What tools/methods have you employed to promote your book? What advice would you give to writers regarding promotion? I was going to say I don’t feel qualified to give any advice on that. I am supremely bad at it. But actually I do have a couple of bits of advice: There are a lot of people out there who want to take your money. Be very wary of them. The first thing I did the day I published Darklands as an eBook was buy £20 of Facebook ads. That was a mistake. Nobody but people I knew bought it. There were no reviews on Amazon or anywhere else at that point. It was a complete waste of money. There are all kinds of paid promotions and paid reviews you can spend your money on, but I would say approach them cautiously, if at all. Some of them might genuinely be useful, but do the free stuff first. Test the waters and get a feel for how things work before you start spewing cash all over the place. Try to interest bloggers in reviewing your book. It can be hard work, but you will get an impartial opinion, and that is vital. No one is interested in the review your mum wrote.

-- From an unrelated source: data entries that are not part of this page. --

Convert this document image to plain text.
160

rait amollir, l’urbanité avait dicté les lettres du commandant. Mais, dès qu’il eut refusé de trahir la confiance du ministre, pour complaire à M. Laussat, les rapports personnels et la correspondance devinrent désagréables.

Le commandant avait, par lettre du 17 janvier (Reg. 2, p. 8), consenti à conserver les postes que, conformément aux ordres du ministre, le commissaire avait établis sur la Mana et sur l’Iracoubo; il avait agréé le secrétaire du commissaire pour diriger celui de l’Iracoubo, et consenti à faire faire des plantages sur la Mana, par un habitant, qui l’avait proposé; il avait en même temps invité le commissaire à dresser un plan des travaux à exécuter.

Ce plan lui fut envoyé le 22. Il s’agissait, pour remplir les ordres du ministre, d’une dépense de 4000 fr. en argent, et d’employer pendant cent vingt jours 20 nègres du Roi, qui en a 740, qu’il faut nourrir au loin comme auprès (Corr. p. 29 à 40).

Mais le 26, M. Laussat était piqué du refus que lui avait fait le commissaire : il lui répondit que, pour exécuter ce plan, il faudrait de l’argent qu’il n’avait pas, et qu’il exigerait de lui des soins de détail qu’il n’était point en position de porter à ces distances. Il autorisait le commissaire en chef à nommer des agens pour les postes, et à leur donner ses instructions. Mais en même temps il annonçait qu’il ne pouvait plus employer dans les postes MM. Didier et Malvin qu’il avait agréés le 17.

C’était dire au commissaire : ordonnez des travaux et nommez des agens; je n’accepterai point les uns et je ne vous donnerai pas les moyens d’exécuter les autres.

You may get a bad review. Take it professionally, please. I hear about far too many indie author meltdowns. It’s embarrassing, and it tars us all with the same brush. Remember that every book you can think of has had a bad review from someone at some time. Also remember that people are entitled to their opinions. Maybe even see if you can spin a positive from it? “My first one star review!” A bit of self deprecating humor could really help here.
Tell us about Kikimora. I’m currently in the middle of a big, messy rewrite of my second novel, Kikimora. I thought it was going to be an easy write—a a bit of a rest after the mammoth undertaking of Darklands. It’s only half as long, the plot is much simpler and more straightforward (though it still has a few twists!), and the basic idea was practically handed to me on a plate. But I keep falling foul of research gaffes and having to rethink whole chunks of plot. I know in the end it will be a much stronger and more satisfying story, but at the moment it’s got more holes in it than a lace doily.
My favorite last question: Oprah once famously said that there is no such thing as luck, without preparation and a moment of opportunity. Would you agree or disagree with regard to your own success as a writer? I have no idea. I’ve done plenty of preparation…That’s as far as I’ve gotten!